Article modifié le 25/09/2021
Ici, on stan les reines américaines dont le nom porte un signe diacritique ! En attendant de disserter sur la reine ultime, quelques mots sur celle qui a été la reine de mes oreilles en 2018 et de beaucoup d’autres si l’on se fie à la réception critique de son dernier album : j’ai nommé Janelle Monáe.

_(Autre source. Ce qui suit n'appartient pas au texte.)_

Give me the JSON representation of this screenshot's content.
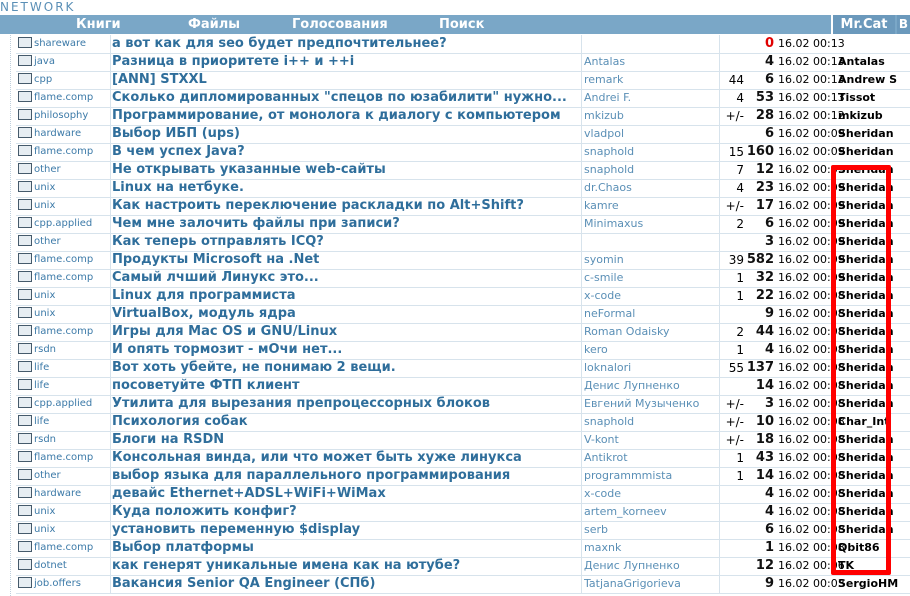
{
  "brand": "NETWORK",
  "nav": {
    "items": [
      {
        "label": "Книги"
      },
      {
        "label": "Файлы"
      },
      {
        "label": "Голосования"
      },
      {
        "label": "Поиск"
      }
    ],
    "user": "Mr.Cat",
    "right": "В"
  },
  "topics": [
    {
      "forum": "shareware",
      "title": "а вот как для seo будет предпочтительнее?",
      "author": "",
      "rating": "",
      "replies": "0",
      "date": "16.02 00:13",
      "last": ""
    },
    {
      "forum": "java",
      "title": "Разница в приоритете i++ и ++i",
      "author": "Antalas",
      "rating": "",
      "replies": "4",
      "date": "16.02 00:13",
      "last": "Antalas"
    },
    {
      "forum": "cpp",
      "title": "[ANN] STXXL",
      "author": "remark",
      "rating": "44",
      "replies": "6",
      "date": "16.02 00:13",
      "last": "Andrew S"
    },
    {
      "forum": "flame.comp",
      "title": "Сколько дипломированных \"спецов по юзабилити\" нужно...",
      "author": "Andrei F.",
      "rating": "4",
      "replies": "53",
      "date": "16.02 00:13",
      "last": "Tissot"
    },
    {
      "forum": "philosophy",
      "title": "Программирование, от монолога к диалогу с компьютером",
      "author": "mkizub",
      "rating": "+/-",
      "replies": "28",
      "date": "16.02 00:12",
      "last": "mkizub"
    },
    {
      "forum": "hardware",
      "title": "Выбор ИБП (ups)",
      "author": "vladpol",
      "rating": "",
      "replies": "6",
      "date": "16.02 00:09",
      "last": "Sheridan"
    },
    {
      "forum": "flame.comp",
      "title": "В чем успех Java?",
      "author": "snaphold",
      "rating": "15",
      "replies": "160",
      "date": "16.02 00:09",
      "last": "Sheridan"
    },
    {
      "forum": "other",
      "title": "Не открывать указанные web-сайты",
      "author": "snaphold",
      "rating": "7",
      "replies": "12",
      "date": "16.02 00:09",
      "last": "Sheridan"
    },
    {
      "forum": "unix",
      "title": "Linux на нетбуке.",
      "author": "dr.Chaos",
      "rating": "4",
      "replies": "23",
      "date": "16.02 00:09",
      "last": "Sheridan"
    },
    {
      "forum": "unix",
      "title": "Как настроить переключение раскладки по Alt+Shift?",
      "author": "kamre",
      "rating": "+/-",
      "replies": "17",
      "date": "16.02 00:09",
      "last": "Sheridan"
    },
    {
      "forum": "cpp.applied",
      "title": "Чем мне залочить файлы при записи?",
      "author": "Minimaxus",
      "rating": "2",
      "replies": "6",
      "date": "16.02 00:09",
      "last": "Sheridan"
    },
    {
      "forum": "other",
      "title": "Как теперь отправлять ICQ?",
      "author": "",
      "rating": "",
      "replies": "3",
      "date": "16.02 00:09",
      "last": "Sheridan"
    },
    {
      "forum": "flame.comp",
      "title": "Продукты Microsoft на .Net",
      "author": "syomin",
      "rating": "39",
      "replies": "582",
      "date": "16.02 00:09",
      "last": "Sheridan"
    },
    {
      "forum": "flame.comp",
      "title": "Самый лчший Линукс это...",
      "author": "c-smile",
      "rating": "1",
      "replies": "32",
      "date": "16.02 00:09",
      "last": "Sheridan"
    },
    {
      "forum": "unix",
      "title": "Linux для программиста",
      "author": "x-code",
      "rating": "1",
      "replies": "22",
      "date": "16.02 00:08",
      "last": "Sheridan"
    },
    {
      "forum": "unix",
      "title": "VirtualBox, модуль ядра",
      "author": "neFormal",
      "rating": "",
      "replies": "9",
      "date": "16.02 00:08",
      "last": "Sheridan"
    },
    {
      "forum": "flame.comp",
      "title": "Игры для Mac OS и GNU/Linux",
      "author": "Roman Odaisky",
      "rating": "2",
      "replies": "44",
      "date": "16.02 00:08",
      "last": "Sheridan"
    },
    {
      "forum": "rsdn",
      "title": "И опять тормозит - мОчи нет...",
      "author": "kero",
      "rating": "1",
      "replies": "4",
      "date": "16.02 00:08",
      "last": "Sheridan"
    },
    {
      "forum": "life",
      "title": "Вот хоть убейте, не понимаю 2 вещи.",
      "author": "loknalori",
      "rating": "55",
      "replies": "137",
      "date": "16.02 00:08",
      "last": "Sheridan"
    },
    {
      "forum": "life",
      "title": "посоветуйте ФТП клиент",
      "author": "Денис Лупненко",
      "rating": "",
      "replies": "14",
      "date": "16.02 00:08",
      "last": "Sheridan"
    },
    {
      "forum": "cpp.applied",
      "title": "Утилита для вырезания препроцессорных блоков",
      "author": "Евгений Музыченко",
      "rating": "+/-",
      "replies": "3",
      "date": "16.02 00:08",
      "last": "Sheridan"
    },
    {
      "forum": "life",
      "title": "Психология собак",
      "author": "snaphold",
      "rating": "+/-",
      "replies": "10",
      "date": "16.02 00:08",
      "last": "Char_Int"
    },
    {
      "forum": "rsdn",
      "title": "Блоги на RSDN",
      "author": "V-kont",
      "rating": "+/-",
      "replies": "18",
      "date": "16.02 00:08",
      "last": "Sheridan"
    },
    {
      "forum": "flame.comp",
      "title": "Консольная винда, или что может быть хуже линукса",
      "author": "Antikrot",
      "rating": "1",
      "replies": "43",
      "date": "16.02 00:08",
      "last": "Sheridan"
    },
    {
      "forum": "other",
      "title": "выбор языка для параллельного программирования",
      "author": "programmmista",
      "rating": "1",
      "replies": "14",
      "date": "16.02 00:08",
      "last": "Sheridan"
    },
    {
      "forum": "hardware",
      "title": "девайс Ethernet+ADSL+WiFi+WiMax",
      "author": "x-code",
      "rating": "",
      "replies": "4",
      "date": "16.02 00:08",
      "last": "Sheridan"
    },
    {
      "forum": "unix",
      "title": "Куда положить конфиг?",
      "author": "artem_korneev",
      "rating": "",
      "replies": "4",
      "date": "16.02 00:08",
      "last": "Sheridan"
    },
    {
      "forum": "unix",
      "title": "установить переменную $display",
      "author": "serb",
      "rating": "",
      "replies": "6",
      "date": "16.02 00:08",
      "last": "Sheridan"
    },
    {
      "forum": "flame.comp",
      "title": "Выбор платформы",
      "author": "maxnk",
      "rating": "",
      "replies": "1",
      "date": "16.02 00:08",
      "last": "Qbit86"
    },
    {
      "forum": "dotnet",
      "title": "как генерят уникальные имена как на ютубе?",
      "author": "Денис Лупненко",
      "rating": "",
      "replies": "12",
      "date": "16.02 00:06",
      "last": "TK"
    },
    {
      "forum": "job.offers",
      "title": "Вакансия Senior QA Engineer (СПб)",
      "author": "TatjanaGrigorieva",
      "rating": "",
      "replies": "9",
      "date": "16.02 00:03",
      "last": "SergioHM"
    }
  ]
}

Son univers m’a toujours semblé énigmatique et j’éprouvais des difficultés à m’y immerger totalement. Avec Dirty Computer, son nouvel album, les choses paraissent plus simples. Un retour vers le futur s’impose donc…
Qui est Janelle Monáe ?
Chanteuse, comédienne (notamment dans Moonlight, Oscar du meilleur film en 2017 et Les Figures de l’ombre, nommé la même année), Janelle Monáe est également autrice et performeuse hors-pair. La jeune femme de 32 ans est originaire de Kansas City mais est installée à Atlanta, l’un des centres de la musique afro-américaine contemporaine, depuis une dizaine d’années. C’est là qu’elle a créé le collectif d’artistes Wondaland Arts Society qui compte parmi ses membres le rappeur Jidenna, le duo St. Beauty et le musicien Roman GianArthur.

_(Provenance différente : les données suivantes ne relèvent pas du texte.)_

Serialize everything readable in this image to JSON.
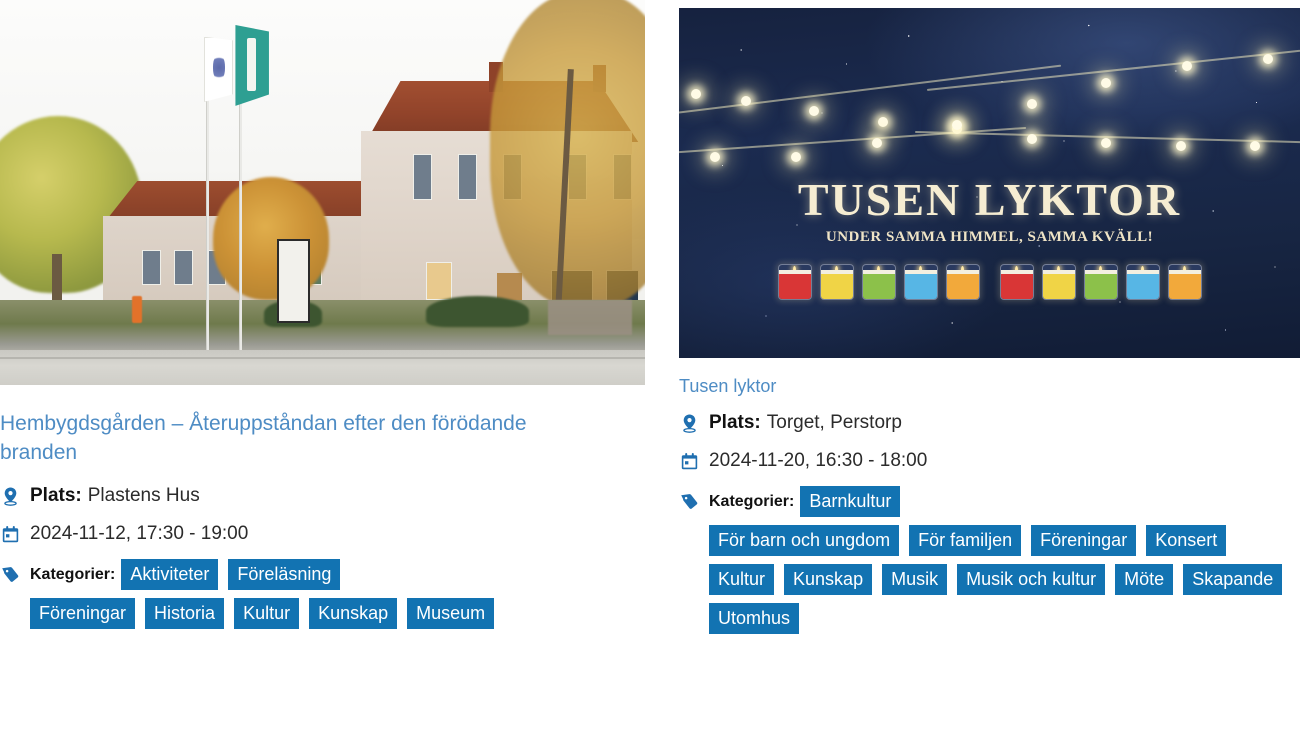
{
  "events": [
    {
      "image": {
        "name": "hembygdsgarden-photo",
        "alt": "Fotografi av Plastens Hus med flaggstanger och hostträd"
      },
      "title": "Hembygdsgården – Återuppståndan efter den förödande branden",
      "location_label": "Plats:",
      "location_value": "Plastens Hus",
      "date": "2024-11-12, 17:30 - 19:00",
      "categories_label": "Kategorier:",
      "categories": [
        "Aktiviteter",
        "Föreläsning",
        "Föreningar",
        "Historia",
        "Kultur",
        "Kunskap",
        "Museum"
      ]
    },
    {
      "image": {
        "name": "tusen-lyktor-poster",
        "title": "TUSEN LYKTOR",
        "subtitle": "UNDER SAMMA HIMMEL, SAMMA KVÄLL!",
        "lantern_colors": [
          "#d93636",
          "#f0d446",
          "#8cc14a",
          "#57b6e5",
          "#f2a93b",
          "#d93636",
          "#f0d446",
          "#8cc14a",
          "#57b6e5",
          "#f2a93b"
        ],
        "background_color": "#172542"
      },
      "title": "Tusen lyktor",
      "location_label": "Plats:",
      "location_value": "Torget, Perstorp",
      "date": "2024-11-20, 16:30 - 18:00",
      "categories_label": "Kategorier:",
      "categories": [
        "Barnkultur",
        "För barn och ungdom",
        "För familjen",
        "Föreningar",
        "Konsert",
        "Kultur",
        "Kunskap",
        "Musik",
        "Musik och kultur",
        "Möte",
        "Skapande",
        "Utomhus"
      ]
    }
  ],
  "icons": {
    "location": "location-pin-icon",
    "date": "calendar-icon",
    "category": "tag-icon"
  },
  "colors": {
    "link": "#4e8cc4",
    "tag_background": "#1273b2",
    "tag_text": "#ffffff",
    "text": "#2a2a2a",
    "page_background": "#ffffff"
  }
}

Son parcours artistique débute à l’American Musical et Dramatic Academy (New York) avec l’idée de devenir une star à Broadway mais c’est en s’installant dans la capitale géorgienne que sa carrière musicale est bouleversée. Elle y rencontre le duo mythique Outkast (🙇🏽♀️). Impressionné par son talent, Big Boi coproduira son maxi Metropolis: The Chase Suite. Grâce à lui, elle rencontre Sean Combs aka Puff Daddy (pour ceux et celles qui avaient un semblant de vie avant 2000) aka Diddy. Elle signe sur son label Bad Boy Records (le MC officiel de nombreuses soirées de notre adolescence #tmtc) en 2006.

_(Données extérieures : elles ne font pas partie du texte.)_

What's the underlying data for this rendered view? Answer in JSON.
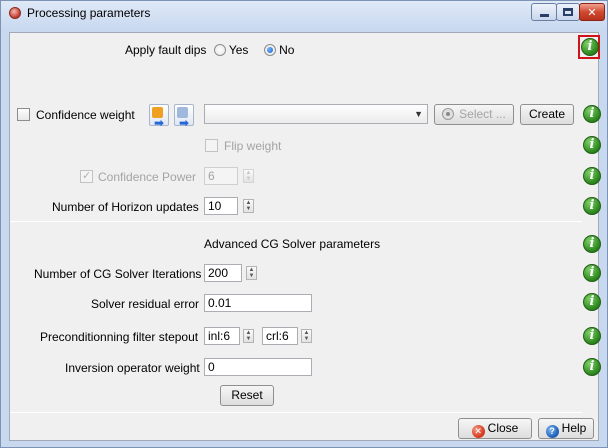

Black and white, yeah, that’s always been my camp… Django Jane
La chanteuse se distingue dès le début de sa carrière par son style très étudié : pendant longtemps, elle apparait uniquement en costume et smoking monochromes, noir et blanc. Aujourd’hui encore, ces deux couleurs sont un élément de son look des tapis rouges, sur scène ou dans ses clips. Le costume et le smoking étaient, certes, un moyen de se démarquer et d’apporter une touche androgyne à son personnage d’androïde mais, comme elle l’a expliqué en 2012 lors du Black Girls Rock!, ce choix était aussi un acte politique. C’était un hommage à ses origines modestes, en souvenir des uniformes portés par les membres de sa famille qui ont été femme de ménage, concierge, éboueur ou employé des postes.

Ses influences musicales et artistiques sont multiples. On peut saisir ce syncrétisme dans tous ses albums. Son RnB se nourrit de funk, de soul, de rock’n roll, de pop et même de cabaret avec des touches d’orchestration jazz voire classique. Toutes les musiques d’origine afro-américaine sont exploitées, renouvelées, mélangées pour donner un résultat inédit comme elle l’explique dans une interview à propos de son album Electric Lady. Mais Janelle Monáe est surtout l’une des artistes à avoir mis l’afrofuturisme sur le devant de la scène populaire au début des années 2000. Ce courant artistique est défini par Ytasha Womack comme «l’intersection entre la culture noire, la technologie, la libération et l’imagination, avec des touches de mysticisme […] une manière de lier le futur et le passé et d’aider à réimaginer l’expérience des gens de couleur».
Quel est l’objet de notre affection ?
Les productions de Janelle Monáe sont des albums-concepts c’est à dire qu’elles sont dominées par un thème, à savoir une mythologie de science-fiction. Les liens qu’elles entretiennent entre elles, les échos qu’on y entend et voit ont conduit Katie Goh de Dazed à parler de «carrière-concept». On suit, à travers elles, l’épopée de personnages récurrents, naviguant dans des «emotion pictures» qui sont autant d’histoires permettant de «nourrir l’esprit, de cultiver l’imaginaire et de nous ouvrir à une diversité musicale» dixit la chanteuse elle-même. Ces emotion pictures racontent l’histoire de Cindi Mayweather, une androïde amoureuse d’un humain et dont on suit le combat contre un état totalitaire. Dirty Computer, son dernier album,s’inscrit dans cette odyssée futuriste où se mêlent Fritz Lang (Metropolis) Philip K. Dick (Do Androïds Dream of Electric Sheep aka Blade Runner), Octavia Butler, Black Mirror mais aussi Dali et Walt Disney qu’elles citent comme sources d’inspiration.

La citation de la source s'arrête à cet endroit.